Ca a été laborieux! C’était à la fois un travail de réalisme et d’interprétation. On a utilisé de véritables sons de la Nasa comme celui de la ceinture de Saturne. Nous les avons par la suite mis en composition pour créer quelque chose de plus musical. Chaque galaxie, planète, produit un son différent. Il y en a encore beaucoup à découvrir, nous n’avons pas été capables pour l’instant de capturer la musique de Mercure ou de Mars.

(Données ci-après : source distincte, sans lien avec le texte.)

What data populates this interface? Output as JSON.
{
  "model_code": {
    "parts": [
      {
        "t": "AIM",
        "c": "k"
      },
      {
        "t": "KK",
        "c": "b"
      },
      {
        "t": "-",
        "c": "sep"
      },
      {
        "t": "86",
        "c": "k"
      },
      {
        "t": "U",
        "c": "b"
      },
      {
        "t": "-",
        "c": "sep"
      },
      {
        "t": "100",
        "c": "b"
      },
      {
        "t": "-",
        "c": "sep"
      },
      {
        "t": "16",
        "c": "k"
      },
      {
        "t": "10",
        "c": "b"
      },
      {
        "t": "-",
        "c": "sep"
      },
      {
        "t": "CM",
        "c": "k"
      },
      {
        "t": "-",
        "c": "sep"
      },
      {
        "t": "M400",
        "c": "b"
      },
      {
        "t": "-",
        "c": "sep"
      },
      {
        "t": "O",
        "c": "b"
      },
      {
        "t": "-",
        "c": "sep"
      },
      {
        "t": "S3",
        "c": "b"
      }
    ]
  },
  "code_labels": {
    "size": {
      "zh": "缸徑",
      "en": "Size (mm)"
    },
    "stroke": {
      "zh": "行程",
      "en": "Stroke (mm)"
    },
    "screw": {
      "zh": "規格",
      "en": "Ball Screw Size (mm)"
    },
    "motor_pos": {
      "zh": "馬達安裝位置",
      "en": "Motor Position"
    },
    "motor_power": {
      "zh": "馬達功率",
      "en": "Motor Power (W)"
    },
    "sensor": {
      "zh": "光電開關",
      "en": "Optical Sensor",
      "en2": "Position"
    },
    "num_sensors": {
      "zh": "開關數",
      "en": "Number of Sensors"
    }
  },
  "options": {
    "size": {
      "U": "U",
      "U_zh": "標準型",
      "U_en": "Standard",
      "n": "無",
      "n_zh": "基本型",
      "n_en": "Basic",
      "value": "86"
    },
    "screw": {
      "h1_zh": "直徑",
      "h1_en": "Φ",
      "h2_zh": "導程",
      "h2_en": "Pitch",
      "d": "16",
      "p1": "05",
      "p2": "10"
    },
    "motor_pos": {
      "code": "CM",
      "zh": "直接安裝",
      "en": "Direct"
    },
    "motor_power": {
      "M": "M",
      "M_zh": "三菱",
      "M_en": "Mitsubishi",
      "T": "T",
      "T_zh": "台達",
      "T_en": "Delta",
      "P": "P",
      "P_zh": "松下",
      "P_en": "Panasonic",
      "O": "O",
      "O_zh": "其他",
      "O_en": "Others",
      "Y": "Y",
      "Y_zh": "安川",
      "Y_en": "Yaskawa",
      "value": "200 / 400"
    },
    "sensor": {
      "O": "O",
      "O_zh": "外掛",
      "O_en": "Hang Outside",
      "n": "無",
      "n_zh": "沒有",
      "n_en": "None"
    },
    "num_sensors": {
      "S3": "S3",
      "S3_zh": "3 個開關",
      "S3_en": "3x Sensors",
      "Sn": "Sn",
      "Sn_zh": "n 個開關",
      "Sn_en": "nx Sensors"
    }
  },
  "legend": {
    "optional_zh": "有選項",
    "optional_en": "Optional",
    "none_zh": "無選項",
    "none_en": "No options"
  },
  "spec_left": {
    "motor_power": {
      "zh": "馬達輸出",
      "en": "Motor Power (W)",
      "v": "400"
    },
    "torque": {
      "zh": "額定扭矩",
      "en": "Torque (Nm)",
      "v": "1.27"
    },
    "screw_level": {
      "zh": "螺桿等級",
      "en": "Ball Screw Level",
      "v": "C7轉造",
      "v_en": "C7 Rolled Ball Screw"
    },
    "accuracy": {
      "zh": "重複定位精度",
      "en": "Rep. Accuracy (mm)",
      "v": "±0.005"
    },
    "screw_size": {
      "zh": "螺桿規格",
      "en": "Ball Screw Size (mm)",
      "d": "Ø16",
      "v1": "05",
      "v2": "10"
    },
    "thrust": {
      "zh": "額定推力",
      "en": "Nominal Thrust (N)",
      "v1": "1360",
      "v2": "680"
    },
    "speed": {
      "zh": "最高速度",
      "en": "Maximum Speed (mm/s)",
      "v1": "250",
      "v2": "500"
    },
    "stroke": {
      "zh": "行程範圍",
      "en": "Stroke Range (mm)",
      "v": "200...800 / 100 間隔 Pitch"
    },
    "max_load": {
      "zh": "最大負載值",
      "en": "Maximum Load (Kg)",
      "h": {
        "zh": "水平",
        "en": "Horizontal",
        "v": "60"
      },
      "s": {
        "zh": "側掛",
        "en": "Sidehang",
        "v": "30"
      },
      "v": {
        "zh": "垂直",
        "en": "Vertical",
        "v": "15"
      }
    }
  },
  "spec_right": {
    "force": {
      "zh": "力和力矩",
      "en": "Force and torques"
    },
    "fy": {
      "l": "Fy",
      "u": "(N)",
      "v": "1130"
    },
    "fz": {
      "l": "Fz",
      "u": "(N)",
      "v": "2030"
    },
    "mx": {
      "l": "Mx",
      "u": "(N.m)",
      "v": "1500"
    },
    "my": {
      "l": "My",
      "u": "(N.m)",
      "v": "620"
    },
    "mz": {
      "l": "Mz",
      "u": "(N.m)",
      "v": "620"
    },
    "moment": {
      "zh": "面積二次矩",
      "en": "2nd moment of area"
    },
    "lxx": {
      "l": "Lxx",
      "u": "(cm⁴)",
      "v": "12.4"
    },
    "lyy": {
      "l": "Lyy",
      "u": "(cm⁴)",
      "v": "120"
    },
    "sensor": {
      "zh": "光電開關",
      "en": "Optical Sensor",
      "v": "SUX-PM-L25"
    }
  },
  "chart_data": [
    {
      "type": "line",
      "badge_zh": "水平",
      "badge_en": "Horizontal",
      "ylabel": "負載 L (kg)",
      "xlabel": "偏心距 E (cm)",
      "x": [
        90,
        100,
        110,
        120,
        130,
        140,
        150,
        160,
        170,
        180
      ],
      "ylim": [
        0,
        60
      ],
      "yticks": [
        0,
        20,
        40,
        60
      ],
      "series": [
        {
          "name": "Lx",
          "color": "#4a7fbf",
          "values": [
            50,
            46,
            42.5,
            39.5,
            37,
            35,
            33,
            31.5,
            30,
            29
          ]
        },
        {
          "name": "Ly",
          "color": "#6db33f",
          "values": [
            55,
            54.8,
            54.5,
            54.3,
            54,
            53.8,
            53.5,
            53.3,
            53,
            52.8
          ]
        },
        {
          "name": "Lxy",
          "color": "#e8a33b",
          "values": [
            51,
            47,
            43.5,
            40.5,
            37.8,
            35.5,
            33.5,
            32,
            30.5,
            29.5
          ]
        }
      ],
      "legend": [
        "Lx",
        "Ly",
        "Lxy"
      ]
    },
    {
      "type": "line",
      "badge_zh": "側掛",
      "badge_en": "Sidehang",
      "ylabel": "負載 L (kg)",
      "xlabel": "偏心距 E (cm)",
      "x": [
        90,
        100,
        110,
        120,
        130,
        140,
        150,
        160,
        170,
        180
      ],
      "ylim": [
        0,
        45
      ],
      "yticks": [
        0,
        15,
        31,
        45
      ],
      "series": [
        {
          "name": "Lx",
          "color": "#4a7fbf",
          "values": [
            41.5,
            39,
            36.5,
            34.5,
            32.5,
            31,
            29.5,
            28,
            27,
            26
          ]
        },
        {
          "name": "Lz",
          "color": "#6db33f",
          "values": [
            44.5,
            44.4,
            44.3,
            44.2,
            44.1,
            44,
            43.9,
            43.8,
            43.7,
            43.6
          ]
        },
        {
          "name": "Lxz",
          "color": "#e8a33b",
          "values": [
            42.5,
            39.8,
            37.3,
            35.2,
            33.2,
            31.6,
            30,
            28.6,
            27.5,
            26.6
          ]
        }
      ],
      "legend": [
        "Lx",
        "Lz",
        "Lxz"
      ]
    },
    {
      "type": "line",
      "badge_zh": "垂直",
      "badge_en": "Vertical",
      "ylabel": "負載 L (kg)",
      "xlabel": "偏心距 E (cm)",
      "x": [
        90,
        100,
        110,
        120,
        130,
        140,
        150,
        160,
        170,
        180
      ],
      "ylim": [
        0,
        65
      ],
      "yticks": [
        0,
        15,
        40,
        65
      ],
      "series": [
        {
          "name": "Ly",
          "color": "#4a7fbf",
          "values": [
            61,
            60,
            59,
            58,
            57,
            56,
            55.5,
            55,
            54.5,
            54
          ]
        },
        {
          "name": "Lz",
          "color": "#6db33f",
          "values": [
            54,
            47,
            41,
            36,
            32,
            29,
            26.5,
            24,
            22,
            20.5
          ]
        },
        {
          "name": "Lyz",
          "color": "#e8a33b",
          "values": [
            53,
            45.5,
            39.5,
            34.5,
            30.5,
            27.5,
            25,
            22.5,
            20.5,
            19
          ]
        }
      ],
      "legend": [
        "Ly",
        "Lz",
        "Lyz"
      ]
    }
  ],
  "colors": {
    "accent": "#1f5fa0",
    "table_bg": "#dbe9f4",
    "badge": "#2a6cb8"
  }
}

Pour parfaire l’expérience de Spheres, tu as utilisé la voix d’autres stars comme Millie Bobby Brown, Jessica Chastain et Patti Smith. Pourquoi ces femmes t’ont inspiré ? 

C’était très important pour moi d’avoir la voix de trois générations de femmes pour raconter l’histoire de l’univers. J’ai grandi avec la voix de personne comme Stephen Hawking  pour me raconter le cosmos mais je n’ai jamais entendu la voix d’une femme. J’ai été inspiré par l’astrophysicienne Jocelyn Bell Burnell qui a fait des recherches sur les étoiles et écrivait des poèmes à ce sujet, entendre sa voix connectée l’art et la science m’a donné de nouvelles perspectives. J’ai voulu endosser le même rôle qu’elle, c’est important pour les jeunes femmes de se voir comme des scientifiques légitimes d’explorer les mystère de l’univers. On a voulut traduit cette expérience en français avec des voix aussi fortes que les anglaises: Léa Seydoux, Adèle Exarchopoulos, Jane Birkin. 

Spheres d’Eliza Mcnitt à partir du 6 février à la                                                                                                                                   Galerie Cinéma, 26, rue Saint-Claude, Paris 3ème.